Alas, I expected so much more from Margaret Atwood. The Blind Assassin is one of her least satisfying works to date, and normally I love her writing.
I'll start with the positive: as a vision of the first 1/2 of the 20th century, this novel seems historically interesting and does engage the reader with accounts of the depression and of the effects of the world wars on the Canadian citizenry; as an American, fairly familiar with the stateside history of that time, the novel was of interest as a contrast to the conditions citizens in the U.S. faced. And it did keep me interested until the end; the novel wasn't so bad that I gave up on it.

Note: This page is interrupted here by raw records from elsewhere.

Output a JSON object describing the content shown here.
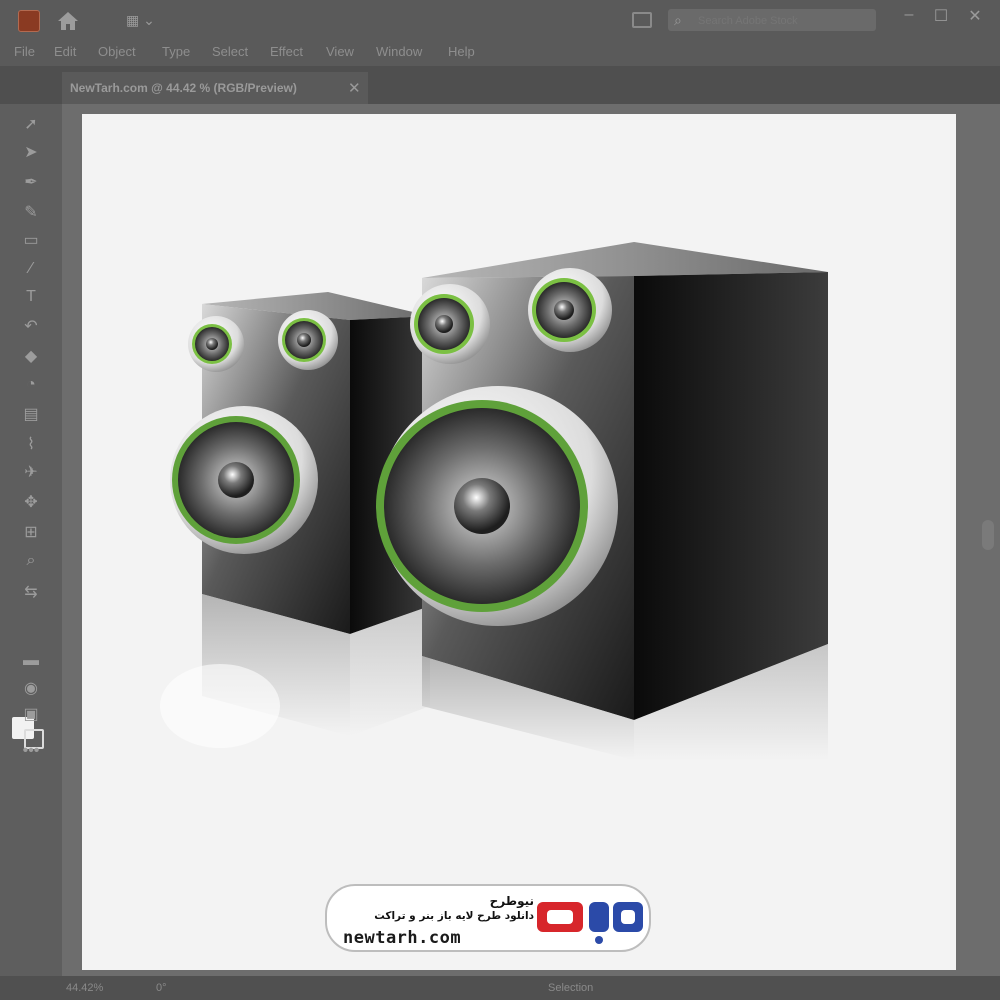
{
  "window": {
    "search_placeholder": "Search Adobe Stock",
    "minimize_glyph": "–",
    "maximize_glyph": "☐",
    "close_glyph": "✕"
  },
  "menu": {
    "items": [
      "File",
      "Edit",
      "Object",
      "Type",
      "Select",
      "Effect",
      "View",
      "Window",
      "Help"
    ]
  },
  "document": {
    "tab_label": "NewTarh.com @ 44.42 % (RGB/Preview)",
    "close_glyph": "✕"
  },
  "status": {
    "zoom": "44.42%",
    "angle": "0°",
    "tool": "Selection"
  },
  "watermark": {
    "title": "نیوطرح",
    "subtitle": "دانلود طرح لایه باز بنر و تراکت",
    "url": "newtarh.com",
    "logo_text": "نیوطرح"
  },
  "colors": {
    "accent_green": "#7bc043",
    "logo_red": "#d7262b",
    "logo_blue": "#2b4aa8"
  },
  "icons": {
    "app": "adobe-illustrator-icon",
    "home": "home-icon",
    "layout": "workspace-layout-icon",
    "panel": "panel-icon",
    "search": "search-icon"
  }
}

On the negative side, the main character, Iris, failed to evoke any sympathy from me. Why should she? While she's self-involved with certain activities (to avoid mentioning a plot spoiler here), her sister, a minor, is being molested by her ape of a husband without her knowledge. The character begs for pity through accounts of improper media attention, or fears of such, and complaints about an arranged marriage. (For a more poingnant tale of arranged marriage, I'd recommend Amy Tan's The Bonesetter's Daughter.) She lives a life of uneventfulness and without benefit to anyone, and seems to have only had a brief period of any significance to anyone. Iris exemplifies, as a fictional character, T.S. Eliot's terrible lines of ennui and discontent with the living of a meaningless life.